Here’s a good thread you could bump. It’s about Empty of Clouds (aka: David Jackson) and his spam escapades:
Dogs eatin’ homework and other tall tales - or how EoC got caught spamming the forum
New members should heed the warning in red at the top of the first post, if you don’t like drama.
If you would like more information, David and his contact information can be found at this link:
https://www.otago.ac.nz/physio/about...administration
"A truth does not mind being questioned. A lie does not like being challenged."
Sailor Kenshin (February 8th, 2024)
Usually from the same places I find information about everything else.
Add Lightness and Simplicate
Real-world assets such as real estate, art, or commodities can be tokenized to enable fractional ownership and increased liquidity. By creating tokens representing these assets, ownership can be easily crypto casino transferred and traded on blockchain platforms.
You can follow it from Web 3.0 is Going Great ("...and is definitely not an enormous grift that's pouring lighter fluid on our already smoldering planet.") Molly White reads so you don't have to, to paraphrase Jerry Pournelle.
https://www.web3isgoinggreat.com/
Yesterday, she reported,
Or listen to me, since I met crypto about 2007 or 2008, when it was proposed by some Ayn Rand fanatics as a way to abolish banks, bank regulators, the Federal Reserve and its equivalent government agencies in other countries (like the Bank of England), and all governments. I was working for SWIFT, and crypto seemed a sure-fire way for terrorist financiers and international criminal gangs to move money secretly...without those pesky policing agencies interfering.$23 million goes missing amid STFIL claims that they're being investigated
A purple cube shape with "Fil" overlaid in white, followed by "STFIL" in navy capitals(attribution)
STFIL, a protocol that promises liquid staking and "leverage mining" to holders of Filecoin's FIL token, announced on Twitter that "We believe that the STFIL core technical team is under investigation by local Chinese police."
According to STFIL, while some of the core team members were detained by Chinese police, FIL tokens were moved to an unknown wallet. They also acknowledged that there had been "abnormal, unscheduled upgrades to the protocol". They asked their community members for help in tracking the wallet.
Some speculated that the story was fake, and that the project had stolen the funds.
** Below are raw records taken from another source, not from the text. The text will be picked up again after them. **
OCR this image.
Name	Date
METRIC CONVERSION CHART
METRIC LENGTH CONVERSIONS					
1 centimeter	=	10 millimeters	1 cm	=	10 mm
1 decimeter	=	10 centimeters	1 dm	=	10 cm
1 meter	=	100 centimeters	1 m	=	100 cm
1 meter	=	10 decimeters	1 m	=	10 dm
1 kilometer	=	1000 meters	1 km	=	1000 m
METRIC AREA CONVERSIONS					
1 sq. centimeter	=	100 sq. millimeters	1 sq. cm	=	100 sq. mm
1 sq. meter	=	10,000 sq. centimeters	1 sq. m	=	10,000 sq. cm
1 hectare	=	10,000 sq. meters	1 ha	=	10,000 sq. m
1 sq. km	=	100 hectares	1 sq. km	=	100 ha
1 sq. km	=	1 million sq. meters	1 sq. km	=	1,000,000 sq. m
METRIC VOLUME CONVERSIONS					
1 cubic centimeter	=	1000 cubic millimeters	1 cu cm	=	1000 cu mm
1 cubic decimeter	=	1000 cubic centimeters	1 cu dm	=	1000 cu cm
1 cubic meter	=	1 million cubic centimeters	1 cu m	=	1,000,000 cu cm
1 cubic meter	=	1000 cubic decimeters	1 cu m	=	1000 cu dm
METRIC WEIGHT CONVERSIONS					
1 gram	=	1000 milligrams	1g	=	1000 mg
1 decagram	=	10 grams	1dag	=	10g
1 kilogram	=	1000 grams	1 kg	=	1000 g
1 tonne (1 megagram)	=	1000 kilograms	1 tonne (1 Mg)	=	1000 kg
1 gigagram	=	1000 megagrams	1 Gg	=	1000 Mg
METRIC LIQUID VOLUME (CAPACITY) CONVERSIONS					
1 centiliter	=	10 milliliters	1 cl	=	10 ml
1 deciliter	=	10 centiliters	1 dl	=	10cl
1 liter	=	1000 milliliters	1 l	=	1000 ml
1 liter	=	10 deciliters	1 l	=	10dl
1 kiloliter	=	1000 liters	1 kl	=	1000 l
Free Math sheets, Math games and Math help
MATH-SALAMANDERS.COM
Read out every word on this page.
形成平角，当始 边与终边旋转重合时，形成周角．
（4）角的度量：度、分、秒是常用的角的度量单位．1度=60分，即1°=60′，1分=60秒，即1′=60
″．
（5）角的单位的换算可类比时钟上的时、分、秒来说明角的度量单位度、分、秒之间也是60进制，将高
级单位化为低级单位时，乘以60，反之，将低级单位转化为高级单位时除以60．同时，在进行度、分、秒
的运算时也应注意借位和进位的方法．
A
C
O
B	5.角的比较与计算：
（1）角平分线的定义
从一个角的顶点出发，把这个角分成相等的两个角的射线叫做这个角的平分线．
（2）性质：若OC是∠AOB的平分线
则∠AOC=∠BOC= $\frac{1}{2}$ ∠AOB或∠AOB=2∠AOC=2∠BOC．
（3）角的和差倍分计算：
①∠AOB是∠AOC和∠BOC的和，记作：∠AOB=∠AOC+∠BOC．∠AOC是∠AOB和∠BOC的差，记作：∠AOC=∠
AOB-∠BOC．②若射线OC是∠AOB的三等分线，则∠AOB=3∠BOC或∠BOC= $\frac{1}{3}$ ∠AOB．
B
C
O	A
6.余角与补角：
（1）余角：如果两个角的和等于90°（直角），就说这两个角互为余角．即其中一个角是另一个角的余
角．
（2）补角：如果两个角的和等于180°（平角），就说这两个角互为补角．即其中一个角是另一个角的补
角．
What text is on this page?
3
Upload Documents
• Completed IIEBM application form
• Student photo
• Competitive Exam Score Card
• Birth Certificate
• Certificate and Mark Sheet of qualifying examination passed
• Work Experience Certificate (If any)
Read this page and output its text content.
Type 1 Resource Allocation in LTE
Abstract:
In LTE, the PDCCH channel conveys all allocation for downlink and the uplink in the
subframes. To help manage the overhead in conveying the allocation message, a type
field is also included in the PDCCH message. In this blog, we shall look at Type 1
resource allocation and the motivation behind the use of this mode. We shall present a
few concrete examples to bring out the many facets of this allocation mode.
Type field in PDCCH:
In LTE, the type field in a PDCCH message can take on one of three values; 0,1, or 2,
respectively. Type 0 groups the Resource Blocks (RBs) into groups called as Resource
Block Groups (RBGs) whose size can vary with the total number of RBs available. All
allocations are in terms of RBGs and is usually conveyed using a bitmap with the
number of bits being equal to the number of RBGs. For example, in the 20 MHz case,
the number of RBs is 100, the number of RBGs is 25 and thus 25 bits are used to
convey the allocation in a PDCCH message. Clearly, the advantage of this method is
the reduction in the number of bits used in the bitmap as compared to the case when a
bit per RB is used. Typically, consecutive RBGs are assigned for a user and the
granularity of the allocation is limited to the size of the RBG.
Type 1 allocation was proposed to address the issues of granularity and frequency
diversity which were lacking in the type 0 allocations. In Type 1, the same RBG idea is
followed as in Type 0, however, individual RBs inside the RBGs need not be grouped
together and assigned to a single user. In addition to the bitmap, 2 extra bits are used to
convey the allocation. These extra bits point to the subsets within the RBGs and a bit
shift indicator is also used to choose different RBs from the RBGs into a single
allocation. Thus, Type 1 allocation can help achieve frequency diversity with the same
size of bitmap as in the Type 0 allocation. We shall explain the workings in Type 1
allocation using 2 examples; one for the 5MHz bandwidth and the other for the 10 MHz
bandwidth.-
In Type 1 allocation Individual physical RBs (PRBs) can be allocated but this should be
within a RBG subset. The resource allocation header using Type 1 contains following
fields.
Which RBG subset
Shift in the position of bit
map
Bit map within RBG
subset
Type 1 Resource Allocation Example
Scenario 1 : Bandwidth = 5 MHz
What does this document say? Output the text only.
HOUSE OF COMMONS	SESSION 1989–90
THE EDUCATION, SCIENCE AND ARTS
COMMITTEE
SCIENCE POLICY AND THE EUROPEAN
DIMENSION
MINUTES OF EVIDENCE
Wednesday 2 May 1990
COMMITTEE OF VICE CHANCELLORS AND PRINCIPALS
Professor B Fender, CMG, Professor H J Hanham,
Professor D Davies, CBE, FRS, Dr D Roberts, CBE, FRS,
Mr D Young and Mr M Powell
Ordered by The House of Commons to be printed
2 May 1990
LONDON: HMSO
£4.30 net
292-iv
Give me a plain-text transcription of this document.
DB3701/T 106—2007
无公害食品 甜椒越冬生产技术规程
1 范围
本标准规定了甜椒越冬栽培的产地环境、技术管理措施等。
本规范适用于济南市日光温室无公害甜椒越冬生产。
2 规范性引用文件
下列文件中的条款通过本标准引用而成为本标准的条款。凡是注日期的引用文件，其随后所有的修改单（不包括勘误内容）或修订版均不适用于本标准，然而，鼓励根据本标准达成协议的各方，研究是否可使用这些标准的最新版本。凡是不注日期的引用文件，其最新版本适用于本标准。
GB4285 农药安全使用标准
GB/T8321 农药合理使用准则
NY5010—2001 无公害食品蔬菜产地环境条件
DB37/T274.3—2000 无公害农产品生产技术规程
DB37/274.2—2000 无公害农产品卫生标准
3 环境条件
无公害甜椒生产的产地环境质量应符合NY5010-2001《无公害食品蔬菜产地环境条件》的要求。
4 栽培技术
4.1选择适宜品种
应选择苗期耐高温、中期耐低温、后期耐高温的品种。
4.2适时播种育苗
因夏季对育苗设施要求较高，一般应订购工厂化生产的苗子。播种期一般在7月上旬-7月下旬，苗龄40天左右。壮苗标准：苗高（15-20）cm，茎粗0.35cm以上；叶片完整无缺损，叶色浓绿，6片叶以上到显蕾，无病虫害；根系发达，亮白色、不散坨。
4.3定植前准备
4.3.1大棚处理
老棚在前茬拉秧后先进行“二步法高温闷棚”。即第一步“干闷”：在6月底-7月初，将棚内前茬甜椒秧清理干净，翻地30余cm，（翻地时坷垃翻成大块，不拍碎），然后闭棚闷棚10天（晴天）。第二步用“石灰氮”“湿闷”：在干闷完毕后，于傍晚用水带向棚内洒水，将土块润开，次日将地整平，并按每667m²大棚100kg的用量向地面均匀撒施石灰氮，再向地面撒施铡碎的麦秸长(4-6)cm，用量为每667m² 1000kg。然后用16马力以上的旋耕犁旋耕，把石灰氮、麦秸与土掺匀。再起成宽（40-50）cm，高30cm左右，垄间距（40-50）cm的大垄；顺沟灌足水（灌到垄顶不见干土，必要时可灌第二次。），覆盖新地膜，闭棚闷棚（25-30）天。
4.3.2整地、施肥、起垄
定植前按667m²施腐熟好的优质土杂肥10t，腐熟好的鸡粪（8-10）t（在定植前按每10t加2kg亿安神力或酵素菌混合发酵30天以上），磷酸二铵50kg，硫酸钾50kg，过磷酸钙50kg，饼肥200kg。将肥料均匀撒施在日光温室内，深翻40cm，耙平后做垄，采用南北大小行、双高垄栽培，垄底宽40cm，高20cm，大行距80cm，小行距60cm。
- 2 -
However, Chinese police have in several instances cracked down on people and companies involved in Filecoin-related projects, including an $83.3 million alleged pyramid scheme in August 2023 and a group of Filecoin Ponzi schemers in 2021. Filecoin mining became popular in China after its 2018 initial coin offering, and also became a magnet for Ponzi schemes and other scams.
That "libertarian" utopia failed. Crypto failed as a currency-replacement. It did become a large-scale Ponzi scheme because innocent people invested in crypto after being told that earlier investors had made a fortune. Those lured in hoped to sell to another wave of investors. In securities investment, like what happens on the NY Stock Exchange, people buy stock in a company in hopes that the company will turn such a profit that others will bid the stock higher. The company is expected to pay a dividend on every share of stock. When it doesn't, and when the company shows flat earnings or even a loss, people begin to sell.
There is no underlying company to justify a crypto price. It all depends on someone else wanting to buy the unit of crypto. Since the price depends on the next buyer hoping for a higher return, it is a Ponzi scheme. That means that crypto collapses every now and again as holders cannot find buyers willing to buy at what they, the earlier holders, paid.
Crypto is a scam.
Crypto pretends to be the next Stock Exchange, and, as you can see from Molly White, they live on the fluff of numbers upon numbers that make Crypto look like securities and fixed income trading. It is not. Stay away.
Last edited by welch; April 10th, 2024 at 04:07 PM.
Show me a crypto. I'd like to hold it.